Abstract

The clinical use of induced hypothermia has been rapidly expanded due to evidences of hypothermia neuroprotective effect. Despite its clinical usage, the effect of hypothermia on specific pathways of drug elimination in human is relatively unknown. In order to gain insight into the potential effects of hypothermia on drug metabolism and disposition, we evaluated the pharmacokinetics of midazolam as a probe for cytochome CYP3A4/5 activity during mild hypothermia in human volunteers. A second objective of this work was to determine whether benzodiazepine and magnesium administrated intravenously would facilitate the hypothermia induction. Subjects were enrolled in a randomized cross-over study design which included two mild hypothermia groups (4 °C saline infusions and 4 °C saline+magnesium) and two normothermia groups (37 °C saline infusions and 37 °C saline+magnesium). The lowest temperature achieved in the 4 °C saline+magnesium and 4 °C saline infusions were 35.4 °C ± 0.4 °C and 35.8 °C ± 0.3 °C, respectively. A significant decrease in the formation clearance of the major metabolite 1'-hydroxymidazolam was observed during the 4 °C saline+magnesium compared to the 37 °C saline group (p<0.05).
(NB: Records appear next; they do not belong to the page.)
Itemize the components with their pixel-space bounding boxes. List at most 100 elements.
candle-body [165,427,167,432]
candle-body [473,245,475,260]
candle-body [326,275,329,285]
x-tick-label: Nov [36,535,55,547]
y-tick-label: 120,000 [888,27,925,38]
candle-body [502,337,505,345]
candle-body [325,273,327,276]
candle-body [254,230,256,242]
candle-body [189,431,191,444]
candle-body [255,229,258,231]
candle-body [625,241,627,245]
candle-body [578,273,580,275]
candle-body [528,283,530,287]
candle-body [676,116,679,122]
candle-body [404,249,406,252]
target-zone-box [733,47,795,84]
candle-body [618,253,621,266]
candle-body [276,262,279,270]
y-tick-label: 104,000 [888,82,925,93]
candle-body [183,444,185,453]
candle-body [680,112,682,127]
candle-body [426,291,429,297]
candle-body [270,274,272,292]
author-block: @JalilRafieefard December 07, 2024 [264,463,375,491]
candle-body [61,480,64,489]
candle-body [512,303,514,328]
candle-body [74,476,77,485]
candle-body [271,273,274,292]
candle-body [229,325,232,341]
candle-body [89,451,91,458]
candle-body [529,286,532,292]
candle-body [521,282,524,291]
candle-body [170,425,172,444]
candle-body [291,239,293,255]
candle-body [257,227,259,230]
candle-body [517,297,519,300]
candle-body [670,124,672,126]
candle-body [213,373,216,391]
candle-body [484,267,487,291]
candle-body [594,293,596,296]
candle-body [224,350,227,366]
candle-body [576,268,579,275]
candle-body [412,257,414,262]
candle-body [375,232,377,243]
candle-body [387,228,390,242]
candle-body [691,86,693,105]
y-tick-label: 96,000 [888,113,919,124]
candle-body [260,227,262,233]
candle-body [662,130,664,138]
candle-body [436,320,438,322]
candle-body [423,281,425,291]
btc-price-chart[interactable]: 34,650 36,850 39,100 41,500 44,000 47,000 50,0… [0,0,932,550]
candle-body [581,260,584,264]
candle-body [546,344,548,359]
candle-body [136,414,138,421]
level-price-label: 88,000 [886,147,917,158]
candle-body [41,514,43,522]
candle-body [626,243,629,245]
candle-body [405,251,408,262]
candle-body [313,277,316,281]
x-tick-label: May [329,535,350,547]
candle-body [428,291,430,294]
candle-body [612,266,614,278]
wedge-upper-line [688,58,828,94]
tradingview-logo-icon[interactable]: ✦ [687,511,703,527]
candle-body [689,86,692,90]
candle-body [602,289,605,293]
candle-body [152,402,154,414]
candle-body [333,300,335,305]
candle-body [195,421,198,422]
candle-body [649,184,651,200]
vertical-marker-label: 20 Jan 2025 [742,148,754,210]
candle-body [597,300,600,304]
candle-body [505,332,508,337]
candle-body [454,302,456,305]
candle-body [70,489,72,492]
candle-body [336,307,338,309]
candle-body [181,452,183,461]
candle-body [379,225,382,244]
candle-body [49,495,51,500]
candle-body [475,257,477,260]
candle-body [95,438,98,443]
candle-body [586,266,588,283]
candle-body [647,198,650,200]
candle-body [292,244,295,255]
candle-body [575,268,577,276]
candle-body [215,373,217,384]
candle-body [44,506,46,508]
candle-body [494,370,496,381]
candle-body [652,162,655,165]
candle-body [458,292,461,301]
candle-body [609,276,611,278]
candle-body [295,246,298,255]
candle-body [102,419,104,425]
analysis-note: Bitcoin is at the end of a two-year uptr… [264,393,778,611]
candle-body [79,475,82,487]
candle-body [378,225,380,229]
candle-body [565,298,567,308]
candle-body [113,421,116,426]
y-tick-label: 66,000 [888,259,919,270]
Population pharmacokinetic modelling identified a significant relationship between temperature and clearance (CL) and inter-compartmental clearance (Q) for midazolam. This model predicted midazolam clearance decreases 11.1% for each degree Celsius reduction in core temperature from 36.5 °C. Midazolam with magnesium facilitated the induction of hypothermia but shivering was minimally suppressed. These data provided proof of concept that even mild and short duration changes in body temperature significantly affect midazolam metabolism. Future studies in patients who receive lower and longer duration of hypothermia are warranted.